The comparison between brain-damaged versus healthy subjects was determined that differences only related to presence or absence of abnormal tissue. These imaging studies can then be used to attempt to cancel or minimize sources of differences by demographic variables (age, gender, etc.) and to insure an accurate segmentation or normalization protocols.13–15 Since most clinical trials exploring these subjects are not practical due to logistics, having expert radiologists on staff, or may not be able to reasonably afford repetitive analytics on interval images. Regardless of patient location or clinical availability of expert interpreters, use of this software could provide a reasonable and effective alternative and standardization of comparative exams such as could be offered by PIXYL utilization.
Clinical Trial design and protocols include evaluation of relative points of positive findings on magnetic resonance imaging, and help identifying changes in the neurodegenerative patients. Coupled with standard medical testing, such changes are a means of tracking clinical progress with objective findings of value. As a simplification of our trial, the hypothesis of utilization of CSVF was tested with serial documentation and tracking of changes using the software analysis at 6 month intervals. Interval neurological examination by the patient’s primary specialists, observational diary reporting is coupled with interval subjective Quality of Life (QOL) questionnaires.

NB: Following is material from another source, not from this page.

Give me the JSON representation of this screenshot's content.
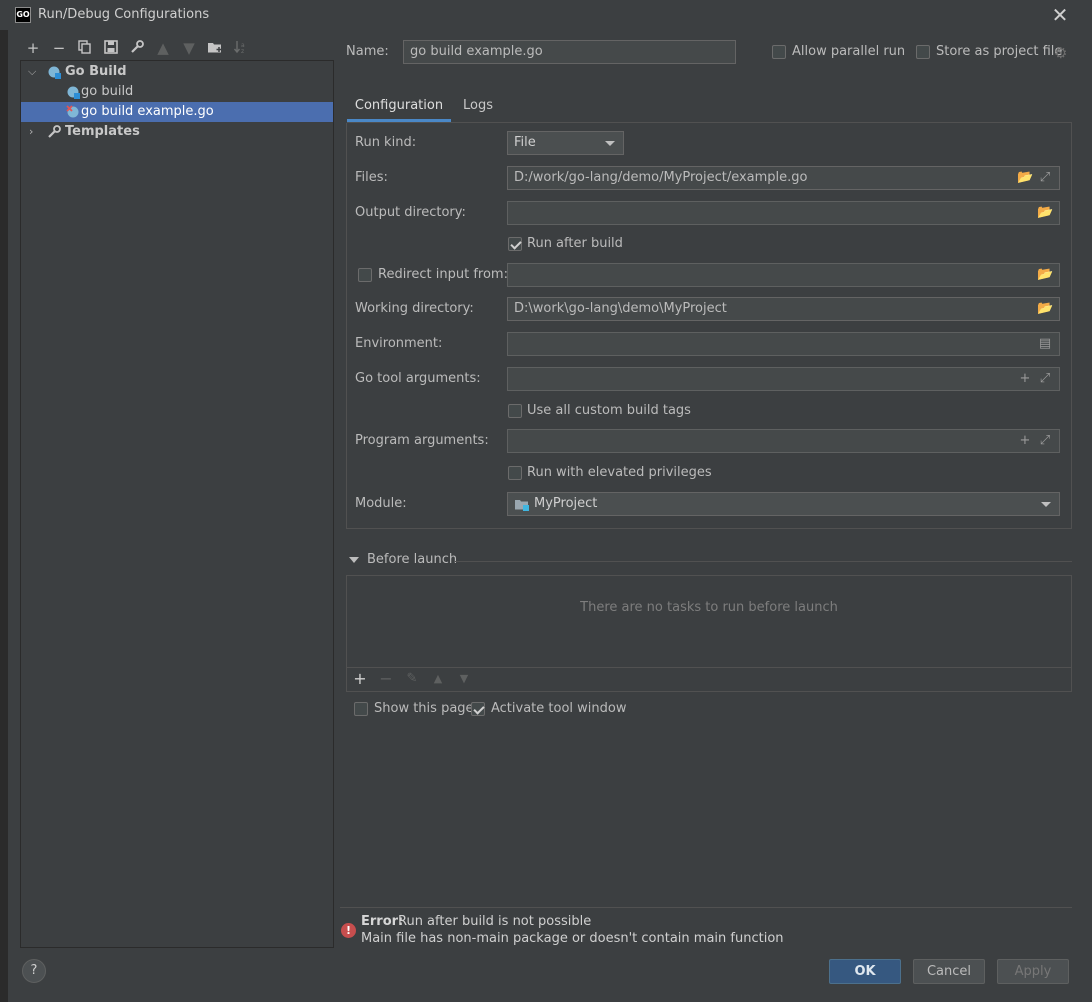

Simple closed syringe microcannula aspiration from optimal sub dermal deposits of abdomen and flanks (male and female patients) or inner-outer thigh area (females) are gently extracted in volumes of approximately 50cc of tissue stromal vascular fraction. After sterile technique for acquisition, the tissues are centrifuged to remove extraneous fluids and placed in a Healeon Medical Centricyte 1000(Newport Beach, CA, USA) for enzymatic digestion and cellular separation/concentration devoid of its native matrix. The isolated cells were next rinsed and neutralized using a proprietary process to remove unwanted enzymes. Following final centrifugation, the cellular “pellet” is re-suspended in sterile normal saline and deployed slowly in an intravenous infusion.
The logic of this standardized protocol is to provide evidence of safety and efficacy of such cellular infusions as an alternative to traditional medication limitations, and sequentially evaluate the patient changes in an objective fashion along with the standard neurologist examination of patients at 6 month interval over a five year period. Objective metrics are often difficult to measure, and subjective comments highly variable. Use of the PIXYL software has proven to be a cost effective, reliable, and consistent objective measure in correlation with clinical progress in patients.
Example of 32 year old progressive MS patient with severe intolerance to all tried medications (severe adverse events requiring hospitalization) was entered into the clinical trial. Treatment included diet, physical therapy, and neurologic tracking. Clinical response was considered remarkable for improvement of existing clinical symptoms, with return of functional deficits clinically, correlated with significant reduction of volumes of plaque lesions and fragmentation of same. Serial MRIs continue to demonstrate objective changes, while clinical return to functions persist at more than one and one-half years.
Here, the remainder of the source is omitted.